Thu, 05/09/2019 - 16:40

With Mother’s Day approaching, this image of Ellen (Nellie) Gay McGuirk (1861-1929), seen standing on the porch of her boarding house behind her sons, speaks to the spirit of the holiday.

Nellie was born on Nov. 6, 1861, to James E. Gay and Mary Corrigan Gay in the original Rowdy Hall. In 1889, she married Thomas McGuirk (1861-1906) of Bridgehampton, and they had three children — James Thomas (1891-1954), John Leo (1893-1958), and Mary Elizabeth (1898-1975). After residing on Egypt Lane with Nellie’s father and brother, the McGuirks hired Frank and James Grimshaw in 1905 to build a “cottage” on Newtown Lane, which is where the photograph seen here was taken. 

Thomas McGuirk died in 1906 after experiencing an “abscess on the brain,” which may have resulted from a horse’s kick to the head. The week before he died, however, he transferred 12 acres on Newtown Lane, next to Charles H. Mott’s property, to Nellie. An obituary a week later reflected on his outstanding work ethic and skill as a property manager, foreman, and farmhand.

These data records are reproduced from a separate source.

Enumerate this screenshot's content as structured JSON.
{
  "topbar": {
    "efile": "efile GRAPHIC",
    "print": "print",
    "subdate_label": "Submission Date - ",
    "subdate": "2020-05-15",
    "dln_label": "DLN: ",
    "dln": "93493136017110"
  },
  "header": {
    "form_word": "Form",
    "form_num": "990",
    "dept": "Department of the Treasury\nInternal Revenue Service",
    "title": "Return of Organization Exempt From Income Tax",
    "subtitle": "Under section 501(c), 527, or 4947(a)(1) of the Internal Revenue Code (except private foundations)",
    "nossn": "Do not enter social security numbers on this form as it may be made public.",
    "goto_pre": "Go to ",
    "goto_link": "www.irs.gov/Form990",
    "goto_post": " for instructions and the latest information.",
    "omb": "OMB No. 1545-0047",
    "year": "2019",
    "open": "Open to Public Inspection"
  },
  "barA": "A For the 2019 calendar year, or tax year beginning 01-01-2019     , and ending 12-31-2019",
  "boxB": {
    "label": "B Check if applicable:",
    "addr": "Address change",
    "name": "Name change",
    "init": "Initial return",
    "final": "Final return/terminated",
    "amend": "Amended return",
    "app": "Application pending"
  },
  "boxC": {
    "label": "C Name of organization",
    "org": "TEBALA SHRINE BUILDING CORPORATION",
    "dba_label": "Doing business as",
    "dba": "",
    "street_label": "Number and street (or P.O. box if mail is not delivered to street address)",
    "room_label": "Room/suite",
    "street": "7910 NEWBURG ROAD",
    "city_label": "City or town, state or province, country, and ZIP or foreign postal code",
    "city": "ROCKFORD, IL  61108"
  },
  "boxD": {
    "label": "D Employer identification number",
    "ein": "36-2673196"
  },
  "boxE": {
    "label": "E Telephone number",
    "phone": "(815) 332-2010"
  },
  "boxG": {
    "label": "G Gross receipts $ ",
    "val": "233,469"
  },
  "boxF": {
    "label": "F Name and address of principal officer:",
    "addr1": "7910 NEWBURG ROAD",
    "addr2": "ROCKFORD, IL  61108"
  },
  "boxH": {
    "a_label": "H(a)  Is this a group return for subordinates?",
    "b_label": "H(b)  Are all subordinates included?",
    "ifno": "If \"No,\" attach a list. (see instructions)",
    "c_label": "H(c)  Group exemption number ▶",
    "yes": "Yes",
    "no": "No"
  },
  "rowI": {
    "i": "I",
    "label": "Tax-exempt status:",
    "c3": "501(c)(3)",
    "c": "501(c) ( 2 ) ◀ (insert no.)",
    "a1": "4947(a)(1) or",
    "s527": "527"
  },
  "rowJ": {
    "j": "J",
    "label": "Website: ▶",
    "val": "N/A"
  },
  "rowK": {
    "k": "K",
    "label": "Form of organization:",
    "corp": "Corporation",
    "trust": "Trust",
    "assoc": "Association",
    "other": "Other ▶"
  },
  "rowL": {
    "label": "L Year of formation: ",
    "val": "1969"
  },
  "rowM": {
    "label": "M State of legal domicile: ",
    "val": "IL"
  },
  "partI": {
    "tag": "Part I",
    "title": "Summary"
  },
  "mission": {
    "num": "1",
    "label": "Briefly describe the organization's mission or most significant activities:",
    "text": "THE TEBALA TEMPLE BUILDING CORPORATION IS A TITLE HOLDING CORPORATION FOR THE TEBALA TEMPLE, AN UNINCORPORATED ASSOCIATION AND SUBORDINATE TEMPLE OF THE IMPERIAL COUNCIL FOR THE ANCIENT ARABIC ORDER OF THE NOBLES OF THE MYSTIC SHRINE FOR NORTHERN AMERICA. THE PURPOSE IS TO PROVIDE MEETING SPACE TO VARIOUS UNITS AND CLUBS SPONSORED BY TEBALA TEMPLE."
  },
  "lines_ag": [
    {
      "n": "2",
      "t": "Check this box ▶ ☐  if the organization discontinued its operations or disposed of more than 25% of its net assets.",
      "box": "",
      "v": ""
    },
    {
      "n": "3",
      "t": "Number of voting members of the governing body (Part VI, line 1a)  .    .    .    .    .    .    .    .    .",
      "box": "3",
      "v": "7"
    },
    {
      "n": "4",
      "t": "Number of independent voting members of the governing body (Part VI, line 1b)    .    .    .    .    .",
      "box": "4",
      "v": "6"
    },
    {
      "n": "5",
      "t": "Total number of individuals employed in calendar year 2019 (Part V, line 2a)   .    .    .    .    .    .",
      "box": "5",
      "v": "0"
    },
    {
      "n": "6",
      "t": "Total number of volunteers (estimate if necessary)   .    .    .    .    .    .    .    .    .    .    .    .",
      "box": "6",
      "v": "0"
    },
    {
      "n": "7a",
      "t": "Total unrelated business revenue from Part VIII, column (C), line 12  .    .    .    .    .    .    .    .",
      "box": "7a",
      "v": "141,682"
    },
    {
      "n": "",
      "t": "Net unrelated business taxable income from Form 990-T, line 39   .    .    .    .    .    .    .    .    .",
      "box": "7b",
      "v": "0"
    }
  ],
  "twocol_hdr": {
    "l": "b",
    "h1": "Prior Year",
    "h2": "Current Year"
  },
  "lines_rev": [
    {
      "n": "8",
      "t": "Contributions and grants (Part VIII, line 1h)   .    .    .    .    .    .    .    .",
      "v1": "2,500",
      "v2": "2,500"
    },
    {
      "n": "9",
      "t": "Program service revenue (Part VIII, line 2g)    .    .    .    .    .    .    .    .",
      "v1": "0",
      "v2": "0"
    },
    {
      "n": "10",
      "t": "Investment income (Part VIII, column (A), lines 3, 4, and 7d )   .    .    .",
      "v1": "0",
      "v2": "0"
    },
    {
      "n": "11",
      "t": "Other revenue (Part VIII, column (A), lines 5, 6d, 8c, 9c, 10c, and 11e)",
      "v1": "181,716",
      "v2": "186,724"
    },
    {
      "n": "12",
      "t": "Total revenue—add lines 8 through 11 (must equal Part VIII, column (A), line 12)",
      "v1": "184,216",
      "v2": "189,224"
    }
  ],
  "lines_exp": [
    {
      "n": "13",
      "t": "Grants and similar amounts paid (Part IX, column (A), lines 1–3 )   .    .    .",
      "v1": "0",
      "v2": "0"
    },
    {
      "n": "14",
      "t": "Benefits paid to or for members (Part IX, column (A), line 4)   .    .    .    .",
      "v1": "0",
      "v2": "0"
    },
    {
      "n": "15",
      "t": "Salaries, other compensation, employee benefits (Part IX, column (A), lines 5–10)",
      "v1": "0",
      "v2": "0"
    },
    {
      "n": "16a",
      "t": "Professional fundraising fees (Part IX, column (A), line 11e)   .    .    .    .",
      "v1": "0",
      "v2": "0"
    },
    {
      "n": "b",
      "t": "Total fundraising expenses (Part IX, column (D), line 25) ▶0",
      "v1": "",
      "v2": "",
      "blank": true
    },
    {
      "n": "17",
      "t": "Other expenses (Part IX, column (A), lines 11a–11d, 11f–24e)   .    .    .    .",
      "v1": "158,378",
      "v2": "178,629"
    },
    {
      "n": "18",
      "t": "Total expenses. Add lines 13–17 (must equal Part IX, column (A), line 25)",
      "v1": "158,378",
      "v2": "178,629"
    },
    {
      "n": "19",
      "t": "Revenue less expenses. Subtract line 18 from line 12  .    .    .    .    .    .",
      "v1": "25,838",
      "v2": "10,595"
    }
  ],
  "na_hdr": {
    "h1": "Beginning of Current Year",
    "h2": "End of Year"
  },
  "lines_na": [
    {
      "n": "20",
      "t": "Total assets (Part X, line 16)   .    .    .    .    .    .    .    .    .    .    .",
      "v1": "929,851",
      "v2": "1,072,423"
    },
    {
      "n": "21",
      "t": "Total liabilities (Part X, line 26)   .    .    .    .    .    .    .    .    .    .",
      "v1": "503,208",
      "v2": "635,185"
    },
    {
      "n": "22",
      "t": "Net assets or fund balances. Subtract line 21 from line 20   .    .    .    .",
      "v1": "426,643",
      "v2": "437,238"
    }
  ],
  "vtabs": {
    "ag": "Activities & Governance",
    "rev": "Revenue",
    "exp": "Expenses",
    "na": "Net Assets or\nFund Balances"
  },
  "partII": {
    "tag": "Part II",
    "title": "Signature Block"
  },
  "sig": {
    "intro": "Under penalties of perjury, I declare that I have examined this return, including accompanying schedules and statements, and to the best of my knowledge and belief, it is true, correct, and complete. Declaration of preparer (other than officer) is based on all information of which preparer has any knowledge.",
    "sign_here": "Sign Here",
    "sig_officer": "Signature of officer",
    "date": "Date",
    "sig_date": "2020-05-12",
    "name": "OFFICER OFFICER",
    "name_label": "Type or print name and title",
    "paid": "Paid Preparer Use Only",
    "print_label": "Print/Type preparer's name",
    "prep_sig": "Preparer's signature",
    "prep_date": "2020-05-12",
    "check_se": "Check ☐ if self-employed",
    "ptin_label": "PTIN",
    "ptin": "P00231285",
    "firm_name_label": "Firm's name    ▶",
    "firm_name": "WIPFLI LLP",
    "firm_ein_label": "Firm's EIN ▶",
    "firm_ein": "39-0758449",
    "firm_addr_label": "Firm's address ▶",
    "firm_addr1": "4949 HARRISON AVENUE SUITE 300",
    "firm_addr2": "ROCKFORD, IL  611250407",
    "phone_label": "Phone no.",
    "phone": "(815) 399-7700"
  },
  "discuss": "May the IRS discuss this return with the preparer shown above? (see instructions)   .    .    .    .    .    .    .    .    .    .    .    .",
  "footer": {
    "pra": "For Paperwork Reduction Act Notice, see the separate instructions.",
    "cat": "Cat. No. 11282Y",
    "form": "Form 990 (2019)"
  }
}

Now a widow, Nellie turned her home into a boarding house to support her family. She benefited from the house’s proximity to the train station and school, and by late 1908 had several female schoolteachers boarding with her. The boarding house was successful enough to hire a cook.

As young men, Nellie’s boys found work in the building trades. Her eldest son, James Thomas, worked for Nellie’s relatives at E.M. Gay as a carpenter, while John Leo worked for S.C. Grimshaw as a plumber, before serving in World War I. The McGuirk boys brought up their own families in East Hampton. Their sister, Mary Elizabeth McGuirk, worked as a teacher and later a guidance counselor in both Orange and East Orange, N.J., returning to East Hampton for summer vacations and holidays.



Andrea Meyer is a librarian and archivist in the East Hampton Library’s Long Island Collection.